The movie chronicles the tumultuously short relationship of Sid and an American groupie, Nancy Spungen. Using a partly documentary style interspersed with surrealistic dream sequences, writer-director Alex Cox ("Repo Man," "Walker") not only captures the spirit of the punk-rock era, he resourcefully explores the complex relationship between the world-famous junkie musician and his equally spaced-out girlfriend and part-time promoter. This 1986 film is a remarkable character study, but it's definitely not going to uplift one's heart or leave one dancing in the aisles. It's a singular, occasionally amusing, but most often bleak picture of life gone awry.
The film stars Gary Oldman as Sid and Chloe Webb as Nancy. They not only play the characters, they become the characters. Seldom do we find two actors who so thoroughly throw themselves into their parts. It was Oldman's first starring job, and it is only since this 1986 portrayal that we have come to know him for a string of offbeat roles. It's easy now, perhaps, to see Oldman's Sid as just another variant of the actor's bizarre movie types; but if one looks beyond the current Oldman stereotype, one can see that the actor was not just playing a part. He is, in fact, the embodiment of the Sid Vicious persona, whose real-life character was apparently as far out of control as he is depicted by Oldman in the movie. What's more, according to the film Sid was encouraged by his handlers to act as outrageously as possible in public in order to enhance his rebellious, anti-authority, nonconformist image. Certainly, he had nothing else going for him--precious little musical talent and absolutely no work ethic. In fact, Sid is shown throughout the film in an almost perpetual state of drug and alcohol-induced stupor.

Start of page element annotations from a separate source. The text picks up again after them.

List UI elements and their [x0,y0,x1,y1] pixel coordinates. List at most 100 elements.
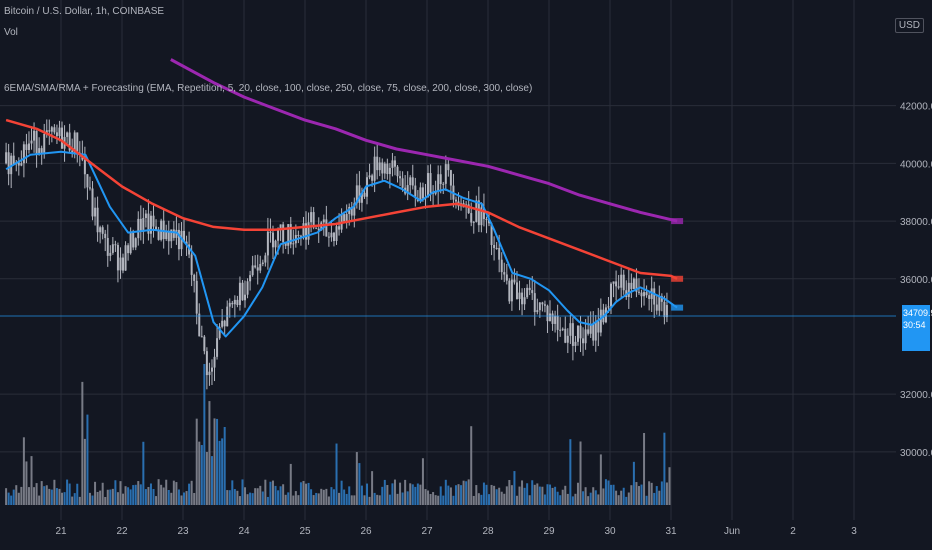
volume-bar [175,482,178,505]
moving-averages [5,58,684,338]
volume-bar [279,486,282,505]
volume-bar [521,480,524,505]
candle-body [167,232,170,242]
candle-body [414,185,417,198]
volume-bar [655,486,658,505]
volume-bar [198,441,201,505]
candle-body [363,192,366,197]
candle-body [210,367,213,372]
candle-body [119,257,122,271]
volume-bar [541,486,544,505]
volume-bar [579,441,582,505]
volume-bar [576,482,579,505]
volume-bar [363,495,366,505]
volume-bar [582,491,585,505]
volume-bar [297,495,300,505]
symbol-title[interactable]: Bitcoin / U.S. Dollar, 1h, COINBASE [4,6,165,17]
candle-body [355,185,358,204]
candle-body [106,237,109,256]
candle-body [637,291,640,293]
candle-body [437,174,440,192]
time-tick-label: 25 [299,526,311,537]
volume-bar [599,454,602,505]
volume-bar [91,495,94,505]
volume-bar [312,495,315,505]
candle-body [371,175,374,181]
volume-bar [460,485,463,505]
candle-body [551,313,554,324]
candle-body [241,282,244,301]
price-tick-label: 40000.00 [900,159,932,170]
volume-bar [132,485,135,505]
volume-bar [246,494,249,505]
candle-body [162,220,165,239]
volume-bar [551,487,554,505]
candle-body [30,140,33,144]
volume-bar [183,492,186,505]
volume-bar [244,487,247,505]
volume-bar [315,492,318,505]
volume-bar [467,479,470,505]
volume-bar [355,452,358,505]
candle-body [500,259,503,273]
candle-body [536,310,539,313]
candle-body [35,130,38,155]
candle-body [104,233,107,238]
volume-bar [50,489,53,505]
candle-body [515,282,518,300]
candle-body [73,132,76,155]
volume-bar [391,483,394,505]
volume-bar [284,494,287,505]
volume-bar [249,492,252,505]
candle-body [526,287,529,298]
candle-body [99,227,102,233]
time-tick-label: 24 [238,526,250,537]
candle-body [610,283,613,307]
candle-body [620,274,623,288]
candle-body [183,230,186,242]
candle-body [378,162,381,171]
currency-button[interactable]: USD [894,18,924,33]
candle-body [205,351,208,376]
volume-bar [421,458,424,505]
price-axis[interactable] [896,0,932,550]
volume-bar [612,484,615,505]
volume-bar [299,482,302,505]
volume-bar [414,486,417,505]
volume-bar [190,480,193,505]
volume-bar [564,485,567,505]
candle-body [645,292,648,296]
candle-body [254,265,257,268]
time-tick-label: 28 [482,526,494,537]
volume-bar [345,493,348,505]
candle-body [658,295,661,311]
candle-body [665,305,668,318]
volume-bar [439,486,442,505]
candle-body [5,152,8,164]
volume-bar [559,495,562,505]
volume-bar [119,481,122,505]
volume-bar [498,487,501,505]
time-tick-label: 30 [604,526,616,537]
volume-bar [127,487,130,505]
time-axis[interactable] [0,520,932,550]
volume-bar [223,426,226,505]
candle-body [635,278,638,292]
candle-body [322,219,325,223]
volume-bar [254,488,257,505]
volume-bar [515,495,518,505]
volume-bar [475,485,478,505]
candle-body [218,326,221,339]
volume-bar [442,495,445,505]
volume-bar [419,484,422,505]
candle-body [449,170,452,186]
volume-label[interactable]: Vol [4,27,18,38]
candle-body [338,226,341,230]
volume-bar [470,426,473,505]
indicator-legend[interactable]: 6EMA/SMA/RMA + Forecasting (EMA, Repetit… [4,83,533,94]
candle-body [114,244,117,246]
volume-bar [432,492,435,505]
volume-bar [665,482,668,505]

Chloe Webb parallels Oldman's performance as Nancy, the young woman as crazy as Sid is. When he first meets her, she's a music groupie who has just been thrown out by another rocker. Sid proves himself to her by bashing his head against a wall. Then, feeling sorry for her in one of his sporadic tender moods, Sid loans her money to buy them drugs, which she promptly steals, presumably both the money and the drugs. Yet the very next time they meet, they see in one another a mutual attraction probably based on mutual need. Or mutual madness. They are both children unable to take of themselves or one another.

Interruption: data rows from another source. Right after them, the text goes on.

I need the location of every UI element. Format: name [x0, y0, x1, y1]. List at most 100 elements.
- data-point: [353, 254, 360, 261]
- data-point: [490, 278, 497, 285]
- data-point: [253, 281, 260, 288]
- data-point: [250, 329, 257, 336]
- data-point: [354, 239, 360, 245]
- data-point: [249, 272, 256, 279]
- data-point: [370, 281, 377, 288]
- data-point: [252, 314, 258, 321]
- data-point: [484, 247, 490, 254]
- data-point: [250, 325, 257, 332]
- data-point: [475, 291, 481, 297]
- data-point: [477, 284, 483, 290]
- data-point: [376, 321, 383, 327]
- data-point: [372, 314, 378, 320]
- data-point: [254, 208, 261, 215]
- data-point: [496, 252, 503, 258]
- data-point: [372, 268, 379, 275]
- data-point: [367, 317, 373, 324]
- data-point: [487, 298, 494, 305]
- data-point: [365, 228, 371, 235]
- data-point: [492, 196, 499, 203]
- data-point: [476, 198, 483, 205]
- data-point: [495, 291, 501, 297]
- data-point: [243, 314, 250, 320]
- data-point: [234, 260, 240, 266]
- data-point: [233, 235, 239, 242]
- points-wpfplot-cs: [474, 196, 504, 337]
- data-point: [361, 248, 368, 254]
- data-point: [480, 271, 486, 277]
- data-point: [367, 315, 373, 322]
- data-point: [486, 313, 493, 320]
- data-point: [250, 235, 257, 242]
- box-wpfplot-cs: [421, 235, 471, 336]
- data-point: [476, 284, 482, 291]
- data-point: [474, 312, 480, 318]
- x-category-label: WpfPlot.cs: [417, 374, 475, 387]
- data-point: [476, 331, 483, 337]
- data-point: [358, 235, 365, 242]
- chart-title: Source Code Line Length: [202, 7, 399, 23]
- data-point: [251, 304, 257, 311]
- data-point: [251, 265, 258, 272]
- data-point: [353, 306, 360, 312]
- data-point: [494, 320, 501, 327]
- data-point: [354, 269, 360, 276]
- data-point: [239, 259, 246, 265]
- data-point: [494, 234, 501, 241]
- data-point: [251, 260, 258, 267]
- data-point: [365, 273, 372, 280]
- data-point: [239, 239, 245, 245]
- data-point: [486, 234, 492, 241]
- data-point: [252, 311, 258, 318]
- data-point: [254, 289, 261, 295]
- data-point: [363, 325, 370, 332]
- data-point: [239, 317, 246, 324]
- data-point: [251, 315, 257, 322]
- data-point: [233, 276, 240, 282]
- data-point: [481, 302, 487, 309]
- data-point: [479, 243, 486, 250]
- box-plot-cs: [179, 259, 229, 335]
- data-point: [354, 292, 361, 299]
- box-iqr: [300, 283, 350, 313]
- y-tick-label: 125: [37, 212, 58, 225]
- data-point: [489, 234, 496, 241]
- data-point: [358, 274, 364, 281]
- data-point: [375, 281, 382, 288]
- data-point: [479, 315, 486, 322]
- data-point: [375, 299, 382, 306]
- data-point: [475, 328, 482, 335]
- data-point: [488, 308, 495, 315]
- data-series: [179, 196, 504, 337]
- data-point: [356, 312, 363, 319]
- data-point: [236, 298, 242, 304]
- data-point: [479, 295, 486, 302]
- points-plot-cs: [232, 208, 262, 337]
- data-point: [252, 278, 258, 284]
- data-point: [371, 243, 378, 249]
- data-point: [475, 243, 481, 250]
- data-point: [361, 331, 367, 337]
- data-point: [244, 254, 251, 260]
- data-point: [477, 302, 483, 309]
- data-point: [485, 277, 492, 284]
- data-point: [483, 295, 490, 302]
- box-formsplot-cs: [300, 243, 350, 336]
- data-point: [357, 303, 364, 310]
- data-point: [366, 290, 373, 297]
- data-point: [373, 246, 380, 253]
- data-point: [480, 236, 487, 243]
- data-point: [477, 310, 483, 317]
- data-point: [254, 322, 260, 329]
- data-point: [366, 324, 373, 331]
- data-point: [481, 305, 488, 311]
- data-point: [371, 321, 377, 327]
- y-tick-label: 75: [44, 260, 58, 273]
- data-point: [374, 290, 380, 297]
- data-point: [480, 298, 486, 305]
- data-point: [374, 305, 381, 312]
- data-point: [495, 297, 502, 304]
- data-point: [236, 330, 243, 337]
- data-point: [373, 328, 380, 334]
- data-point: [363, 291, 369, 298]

The plot is told in flashback during a police interrogation of Sid after he is found in a hotel room with Nancy's knifed, blood-soaked body on the floor. Her death was eventually ruled an accident. The pair's relationship, again according to the film, was short and not very sweet. The movie doesn't generate much story line, relying, instead, on a string of seemingly random incidents to bring the characters to life. One of the most telling scenes occurs late in the film when the pair are in America on tour and visiting Nancy's family. Although both Sid and Nancy are trying to be on their best behavior, it is clear that Nancy's folks are embarrassed by them and want them to leave as soon as possible. What isn't made entirely clear is how two young people like Sid and Nancy came to be as valueless as they are depicted here. It is implied that they are children of their age, people introduced into a world increasingly devoid of moral values, but it isn't enough for us to feel sorry for them or to condemn the whole climate of the time. Most other young people made it through the sixties and seventies without falling into the degeneracy of the worst punk rockers. So, I suppose rather than trying to draw any lessons from the film, we should just accept it as a turbulent and often ugly portrait of lives gone exceptionally bad.